Poetenmutter (Kofferfabrik 2016)

Die 60 hab’ich schon geseh’n,

ich nahm es ruhig und gelassen.

Darf mit Gehstöckchen spazieren geh’n,

die Hektik der Jugend hinter mir lassen.

 

Ich fühle mich wie eure Poetenmutter.

Füttere euch mit Wortefutter

bis ihr satt seid.

7 Minuten habe ich Zeit,

euch zu einem Lachen zu animieren

und keiner schleicht sich auf allen Vieren

heimlich davon!

Nur Geduld, das Ende naht bald schon.

 

Ich möchte noch ein wenig über das Altern reden.

Mit 50 beginnt es sich im Körper zu regen.

Die Haut zeigt Falten.

Man kann sie für Zorn – oder Lachfalten halten,

dies habt ihr selbst in der Hand,

Lachfalten sehen besser aus am Strand.

Nun dürfen wir uns nach Ruhe sehnen

und mit Muse uns entspannt zurück lehnen.

 

Man braucht auch nicht mehr soviel zu kaufen.

Die Wohnung ist voll mit einem Haufen

von nutzlosen Dingen,

mit denen wir meistens die Zeit verbringen.

Mit der Mode brauch‘ ich nimmer mithalten,

darf meinen eigenen Trend jetzt voll entfalten.

Kann anziehen was mir gefällt,

ich trag‘ gern Farbe, geh‘ bunt durch die Welt.

 

Mit 60 beginnen gewisse Körperregionen sich etwas zu neigen,

mit der Schwerkraft zusammen nach unten zu gleiten.
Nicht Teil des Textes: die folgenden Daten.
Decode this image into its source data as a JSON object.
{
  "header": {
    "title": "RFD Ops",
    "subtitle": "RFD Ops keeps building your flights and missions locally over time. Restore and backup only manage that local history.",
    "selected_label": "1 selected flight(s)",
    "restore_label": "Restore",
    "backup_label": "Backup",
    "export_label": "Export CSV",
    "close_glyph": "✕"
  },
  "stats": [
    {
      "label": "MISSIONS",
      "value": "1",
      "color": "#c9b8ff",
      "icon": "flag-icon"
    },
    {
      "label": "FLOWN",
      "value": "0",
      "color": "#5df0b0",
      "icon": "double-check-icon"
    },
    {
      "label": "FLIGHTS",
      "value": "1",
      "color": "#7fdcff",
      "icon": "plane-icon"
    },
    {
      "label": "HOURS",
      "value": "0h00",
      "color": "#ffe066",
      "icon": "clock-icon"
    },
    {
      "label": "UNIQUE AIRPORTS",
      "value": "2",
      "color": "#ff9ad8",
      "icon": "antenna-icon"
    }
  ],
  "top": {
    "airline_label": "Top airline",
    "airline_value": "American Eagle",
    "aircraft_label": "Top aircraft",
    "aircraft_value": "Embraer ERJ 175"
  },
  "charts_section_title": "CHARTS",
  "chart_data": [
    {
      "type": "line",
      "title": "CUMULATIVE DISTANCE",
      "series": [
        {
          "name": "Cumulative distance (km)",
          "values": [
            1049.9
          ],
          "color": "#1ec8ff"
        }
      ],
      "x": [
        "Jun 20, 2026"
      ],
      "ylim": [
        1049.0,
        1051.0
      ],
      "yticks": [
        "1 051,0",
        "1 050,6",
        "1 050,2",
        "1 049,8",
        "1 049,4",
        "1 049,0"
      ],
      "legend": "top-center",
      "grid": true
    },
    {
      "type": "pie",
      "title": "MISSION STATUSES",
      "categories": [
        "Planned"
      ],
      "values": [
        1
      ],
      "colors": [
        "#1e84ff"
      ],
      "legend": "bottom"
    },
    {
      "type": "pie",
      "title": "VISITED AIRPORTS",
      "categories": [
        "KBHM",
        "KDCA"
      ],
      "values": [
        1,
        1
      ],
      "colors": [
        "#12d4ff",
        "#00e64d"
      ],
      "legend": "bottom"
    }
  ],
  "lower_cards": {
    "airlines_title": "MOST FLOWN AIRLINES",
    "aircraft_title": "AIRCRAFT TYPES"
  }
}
Das Bindegewebe wird weicher und gelöster,

der BH nun etwas größer.

Auf einen Push-up kann ich jetzt verzichten,

bei mir kann man Echtes sichten.

Mein Po,

ist nicht mehr so knackig und dafür bin ich froh.

Denn nun steh‘ ich mit beiden Beinen fest

verankert in der Erde, für meinen Lebensrest.

Ich bin nun ein wenig üppig und nenne dies stur –

eine Rubensfigur.

 

Neue Haare nun mitten im Gesichte sprießen,

mein neuer Oberlippenbart stört mich beim Niesen.

Mein Gatte rasiert sich nicht so oft wie ich,

er einmal in der Woche, dagegen ich zwei- bis dreimal sicherlich.

Meine Augenbrauen führen nun ein Eigenleben.

Sie zu zupfen habe ich längst aufgegeben.

Sie wuchsen zu gut sichtbaren Balken,

werden schon grau und gestalten

meinen Blick etwas markant.

Sieht gut aus, dachte ich, als ich vorm Spiegel stand.

 

Auch eine neue Haarfarbe brauche ich nicht.

Meine Naturfarbe steht mir gut zu Gesicht.

Die Farbe wechselt von alleine,

da brauch‘ ich nicht nachzuhelfen, wie ich meine.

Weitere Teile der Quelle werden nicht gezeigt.